Avoid 6:5 Blackjack
A few years ago, a new form of blackjack began to arrive on the Las Vegas Strip, at casino hotels like Paris Las Vegas, Bally’s Las Vegas, Flamingo Las Vegas, and others. This form of blackjack was the “Pays 6 to 5 on Blackjack” variety. In many cases, it was brought in as a rule on a “single deck blackjack” game. I was hoping it was just a short term trend. It wasn’t, and those games remain to this day.
The casinos must be making a fortune, because whenever I’m in Las Vegas these tables always seem full. And I for one, can’t understand why. I’m assuming these are just “new players” to the game, who perhaps don’t realise that the true odds paid on a blackjack should be 7.5 to 5, also expressed as 3 to 2. Or maybe these players been told that single deck blackjack is a better game for them to play than multi-deck blackjack – and under NORMAL rules that’s true. However, under the “6 to 5” rules it’s quite the reverse.
Why? The typical house edge on a single deck blackjack game that you’d find in downtown Las Vegas in casinos like the El Cortez has a long term house edge of about 0.18%. With the casinos downgrading the payout for a blackjack from 7.5 to 5 down to 6 to 5, that long term house edge becomes 1.45%! That’s SEVEN TIMES WORSE than a “normal payout” single-deck game. Compare this to an 8-deck “normal payout” shoe-dealt game with a long term house edge of about 0.56%, and the “6 to 5 single deck game” still has a long term house edge about 3 times as high.

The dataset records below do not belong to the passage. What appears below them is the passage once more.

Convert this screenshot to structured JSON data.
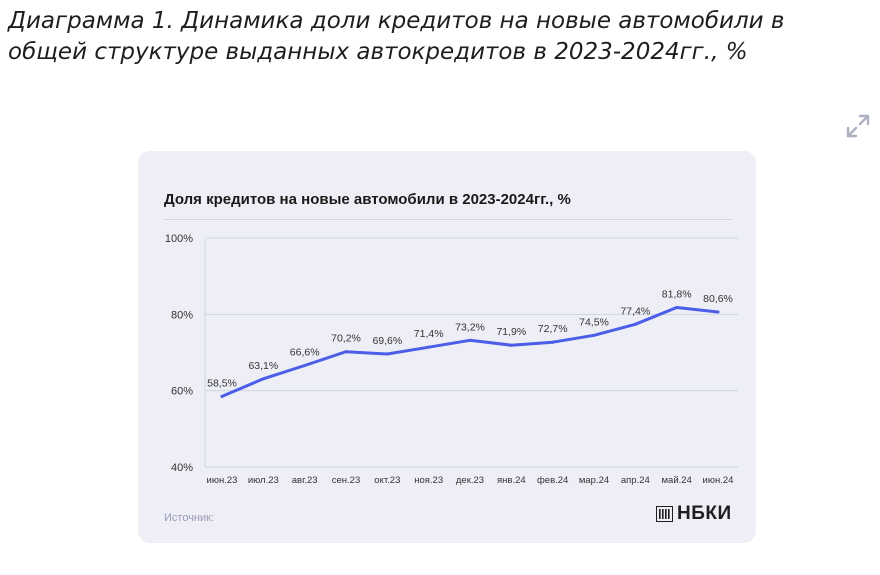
{
  "article": {
    "title": "Диаграмма 1. Динамика доли кредитов на новые автомобили в общей структуре выданных автокредитов в 2023-2024гг., %"
  },
  "expand_icon": "expand-arrows-icon",
  "card": {
    "source_label": "Источник:",
    "logo_text": "НБКИ",
    "logo_icon": "nbki-logo-icon"
  },
  "chart_data": {
    "type": "line",
    "title": "Доля кредитов на новые автомобили в 2023-2024гг., %",
    "categories": [
      "июн.23",
      "июл.23",
      "авг.23",
      "сен.23",
      "окт.23",
      "ноя.23",
      "дек.23",
      "янв.24",
      "фев.24",
      "мар.24",
      "апр.24",
      "май.24",
      "июн.24"
    ],
    "series": [
      {
        "values": [
          58.5,
          63.1,
          66.6,
          70.2,
          69.6,
          71.4,
          73.2,
          71.9,
          72.7,
          74.5,
          77.4,
          81.8,
          80.6
        ],
        "labels": [
          "58,5%",
          "63,1%",
          "66,6%",
          "70,2%",
          "69,6%",
          "71,4%",
          "73,2%",
          "71,9%",
          "72,7%",
          "74,5%",
          "77,4%",
          "81,8%",
          "80,6%"
        ],
        "color": "#4a5ee8"
      }
    ],
    "ylim": [
      40,
      100
    ],
    "yticks": [
      40,
      60,
      80,
      100
    ],
    "ytick_labels": [
      "40%",
      "60%",
      "80%",
      "100%"
    ],
    "grid": true,
    "legend": "none",
    "xlabel": "",
    "ylabel": ""
  }
}
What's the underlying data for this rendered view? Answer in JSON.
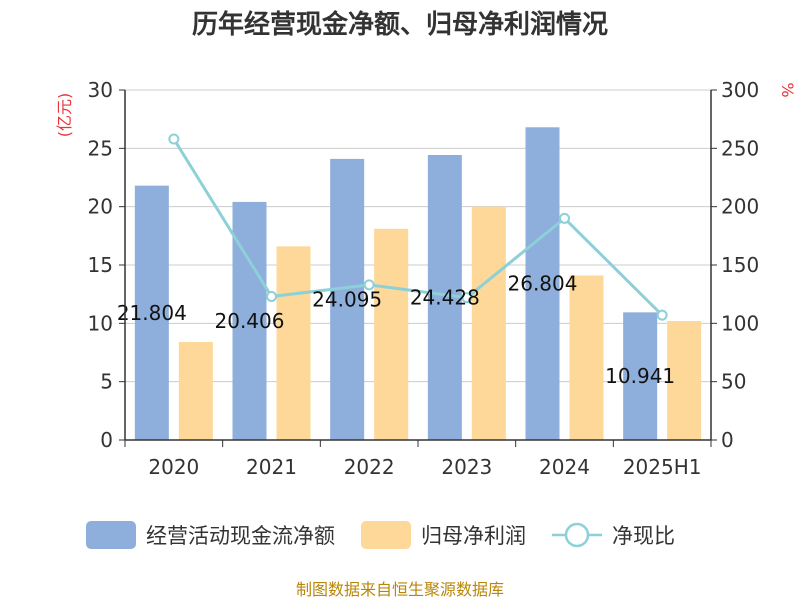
{
  "chart_data": {
    "type": "bar",
    "title": "历年经营现金净额、归母净利润情况",
    "categories": [
      "2020",
      "2021",
      "2022",
      "2023",
      "2024",
      "2025H1"
    ],
    "series": [
      {
        "name": "经营活动现金流净额",
        "type": "bar",
        "axis": "left",
        "values": [
          21.804,
          20.406,
          24.095,
          24.428,
          26.804,
          10.941
        ],
        "labels": [
          "21.804",
          "20.406",
          "24.095",
          "24.428",
          "26.804",
          "10.941"
        ],
        "color": "#8eaedb"
      },
      {
        "name": "归母净利润",
        "type": "bar",
        "axis": "left",
        "values": [
          8.4,
          16.6,
          18.1,
          20.0,
          14.1,
          10.2
        ],
        "color": "#fdd898"
      },
      {
        "name": "净现比",
        "type": "line",
        "axis": "right",
        "values": [
          258,
          123,
          133,
          122,
          190,
          107
        ],
        "color": "#8cd0d8"
      }
    ],
    "y_left": {
      "unit": "(亿元)",
      "ylim": [
        0,
        30
      ],
      "ticks": [
        "0",
        "5",
        "10",
        "15",
        "20",
        "25",
        "30"
      ]
    },
    "y_right": {
      "unit": "%",
      "ylim": [
        0,
        300
      ],
      "ticks": [
        "0",
        "50",
        "100",
        "150",
        "200",
        "250",
        "300"
      ]
    },
    "grid": true,
    "legend_position": "bottom"
  },
  "source": "制图数据来自恒生聚源数据库"
}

Let’s see what time means in practice: If you’re playing $10 per hand, a standard blackjack game will pay $15 for a blackjack. On the “6 to 5” games, you’re only getting paid $12 (or, in effect, 20% less than you should be). If you play an average of 60 hands per hour, then on a normal single deck blackjack game you’d expect to lose $600 x 0.02% = $1.20. On a normal eight-deck blackjack game you’d expect to lose $600 x 0.56% = $3.36. But on the 6 to 5 single-deck blackjack game, your expected loss is $600 x 1.45% = $8.70. See the big difference?
To clarify my thoughts on this matter, YOU SHOULD AVOID the 6 to 5 Blackjack ANYWHERE you see it offered. It’s a bad bet indeed!